NEWSFLASH: High Court rules on workplace Twitter case in Comcare v Banerji [2019] HCA

The High Court has struck down an AAT ruling that the Department’s dismissal of a public servant operating a Twitter account critical of the Department’s policies was unlawful on the basis of the implied freedom of political communication.

Background

Ms Banerji, an employee of the Department of Immigration and Citizenship operated a Twitter account “@LaLegale” criticising the Department, its policies, employees, and immigration policy during her employment. Tweets were posted during and outside work hours from a private device.

In March 2012, the Department received two internal complaints alleging that Ms Banerji was inappropriately using social media in contravention of the Australian Public Service Code of Conduct. Following an investigation into the allegation, Ms Banerji was dismissed.

In October 2013, Ms Banerji lodged a claim for compensation for a psychological injury she alleged to have suffered as a result of the dismissal. Ms Banerji’s claim was rejected on the basis that the Department’s dismissal constituted ‘reasonable administrative action.’

Department Guidelines

The Department has guidelines stating it was inappropriate for an employee to make unofficial public comment that could be perceived as compromising the employee’s ability to fulfil their duties in an unbiased or impartial manner, as required by employees of the APS.

Tribunal consideration

Ms Banerji took her claim to the AATA, who considered Ms Banerji’s obligations under the APS guidelines against the implied freedom of political communication. The AATA ultimately held that the use of the APS as reason for termination of Ms Banerji’s employment trespassed on her implied freedom of political communication.

High Court Decision

The High Court considered that the AATA’s approach was ‘misconceived’ due to its interpretation of the implied freedom of political communication, which:

‘…is not a personal right of free speech…even if a law significantly restricts the ability of an individual or a group of persons to engage in political communication, the law will not infringe the implied freedom of political communication unless it has a material unjustified effect on political communication as a whole.’ [20]
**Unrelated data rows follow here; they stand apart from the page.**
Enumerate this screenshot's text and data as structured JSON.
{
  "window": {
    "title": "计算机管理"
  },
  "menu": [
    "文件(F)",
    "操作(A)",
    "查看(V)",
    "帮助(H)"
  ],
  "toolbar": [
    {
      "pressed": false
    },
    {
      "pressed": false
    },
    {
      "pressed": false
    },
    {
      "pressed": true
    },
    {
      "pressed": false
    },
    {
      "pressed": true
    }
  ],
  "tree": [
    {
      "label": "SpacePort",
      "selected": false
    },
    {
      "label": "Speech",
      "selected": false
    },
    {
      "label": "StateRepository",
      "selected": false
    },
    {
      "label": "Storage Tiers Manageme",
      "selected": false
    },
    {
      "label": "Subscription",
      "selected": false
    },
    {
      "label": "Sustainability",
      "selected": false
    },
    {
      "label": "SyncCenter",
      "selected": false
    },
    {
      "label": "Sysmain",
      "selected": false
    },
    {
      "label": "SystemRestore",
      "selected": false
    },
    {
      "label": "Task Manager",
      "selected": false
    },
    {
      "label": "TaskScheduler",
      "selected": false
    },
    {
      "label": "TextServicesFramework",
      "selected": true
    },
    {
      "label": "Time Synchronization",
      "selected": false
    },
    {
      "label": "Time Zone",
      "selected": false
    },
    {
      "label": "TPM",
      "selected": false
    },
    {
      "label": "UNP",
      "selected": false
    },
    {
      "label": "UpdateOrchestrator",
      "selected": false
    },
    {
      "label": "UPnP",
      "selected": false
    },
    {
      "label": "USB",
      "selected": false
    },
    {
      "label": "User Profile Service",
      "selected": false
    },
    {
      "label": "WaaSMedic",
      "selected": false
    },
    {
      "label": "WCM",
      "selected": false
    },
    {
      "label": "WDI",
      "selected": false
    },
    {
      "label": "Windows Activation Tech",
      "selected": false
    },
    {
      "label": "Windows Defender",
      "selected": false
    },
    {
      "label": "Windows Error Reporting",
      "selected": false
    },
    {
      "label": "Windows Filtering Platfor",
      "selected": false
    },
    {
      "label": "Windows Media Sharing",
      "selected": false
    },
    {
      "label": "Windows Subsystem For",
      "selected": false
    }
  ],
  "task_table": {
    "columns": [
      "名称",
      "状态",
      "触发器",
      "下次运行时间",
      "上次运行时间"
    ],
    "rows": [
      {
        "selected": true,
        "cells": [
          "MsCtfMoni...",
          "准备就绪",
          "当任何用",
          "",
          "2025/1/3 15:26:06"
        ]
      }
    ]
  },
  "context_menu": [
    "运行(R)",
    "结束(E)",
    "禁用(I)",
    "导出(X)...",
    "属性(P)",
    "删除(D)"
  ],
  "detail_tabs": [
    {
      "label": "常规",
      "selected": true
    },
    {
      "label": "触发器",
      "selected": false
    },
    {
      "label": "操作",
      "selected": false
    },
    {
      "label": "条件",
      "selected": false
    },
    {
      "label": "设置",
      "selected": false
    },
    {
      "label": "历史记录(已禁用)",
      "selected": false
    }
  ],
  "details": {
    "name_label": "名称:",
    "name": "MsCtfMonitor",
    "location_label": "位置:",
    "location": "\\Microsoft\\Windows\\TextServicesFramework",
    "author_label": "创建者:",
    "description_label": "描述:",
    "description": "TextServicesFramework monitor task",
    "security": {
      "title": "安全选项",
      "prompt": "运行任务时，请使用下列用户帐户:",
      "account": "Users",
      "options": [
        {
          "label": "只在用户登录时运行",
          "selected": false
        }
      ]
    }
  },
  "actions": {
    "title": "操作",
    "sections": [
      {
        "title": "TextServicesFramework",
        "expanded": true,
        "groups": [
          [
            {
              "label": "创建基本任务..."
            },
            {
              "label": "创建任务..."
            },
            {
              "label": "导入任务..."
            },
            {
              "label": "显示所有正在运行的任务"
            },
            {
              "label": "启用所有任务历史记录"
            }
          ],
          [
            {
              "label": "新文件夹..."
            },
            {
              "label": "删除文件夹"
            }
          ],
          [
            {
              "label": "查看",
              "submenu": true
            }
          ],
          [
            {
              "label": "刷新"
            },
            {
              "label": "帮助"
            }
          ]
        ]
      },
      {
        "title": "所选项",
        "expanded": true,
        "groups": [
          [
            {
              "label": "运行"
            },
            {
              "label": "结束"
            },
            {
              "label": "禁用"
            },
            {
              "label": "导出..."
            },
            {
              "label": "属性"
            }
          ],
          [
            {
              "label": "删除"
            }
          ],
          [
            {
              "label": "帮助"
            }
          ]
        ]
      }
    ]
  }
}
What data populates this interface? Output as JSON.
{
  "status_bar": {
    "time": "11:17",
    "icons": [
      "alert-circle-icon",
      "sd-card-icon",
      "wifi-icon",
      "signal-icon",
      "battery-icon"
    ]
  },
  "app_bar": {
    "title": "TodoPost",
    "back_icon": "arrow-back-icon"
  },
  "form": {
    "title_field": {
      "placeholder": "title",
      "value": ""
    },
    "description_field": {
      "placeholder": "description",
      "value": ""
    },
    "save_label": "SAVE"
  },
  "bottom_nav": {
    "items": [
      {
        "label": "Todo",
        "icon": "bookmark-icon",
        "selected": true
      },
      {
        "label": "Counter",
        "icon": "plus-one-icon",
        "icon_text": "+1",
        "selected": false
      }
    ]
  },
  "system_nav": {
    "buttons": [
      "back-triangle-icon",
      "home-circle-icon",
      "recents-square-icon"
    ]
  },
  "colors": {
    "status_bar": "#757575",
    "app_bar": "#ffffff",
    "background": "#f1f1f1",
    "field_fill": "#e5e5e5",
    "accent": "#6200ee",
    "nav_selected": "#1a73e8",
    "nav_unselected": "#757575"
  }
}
Ms Banerji argued that although her conduct breached the APS Values and reputation of APS, Parliament was precluded from prohibiting the conduct due to the burden placed on the implied freedom of political communication.

The decision of the Tribunal was set aside, and Ms Banerji was ordered to pay the Department’s costs.

Implications for employers

While this decision occurred in the unique legislative context of the Australian Public Sector, it is a reminder that employees must ensure that their use of social media does not breach their employment obligations.

Although the political opinion protections in the Fair Work Act 2009 have yet to be tested, this decision indicates that employees may have difficulty relying on the ‘implied freedom of political communication’ to challenge an employer’s decision to dismiss or take disciplinary action for expressing a political opinion where such opinion breaches their duties to their employer.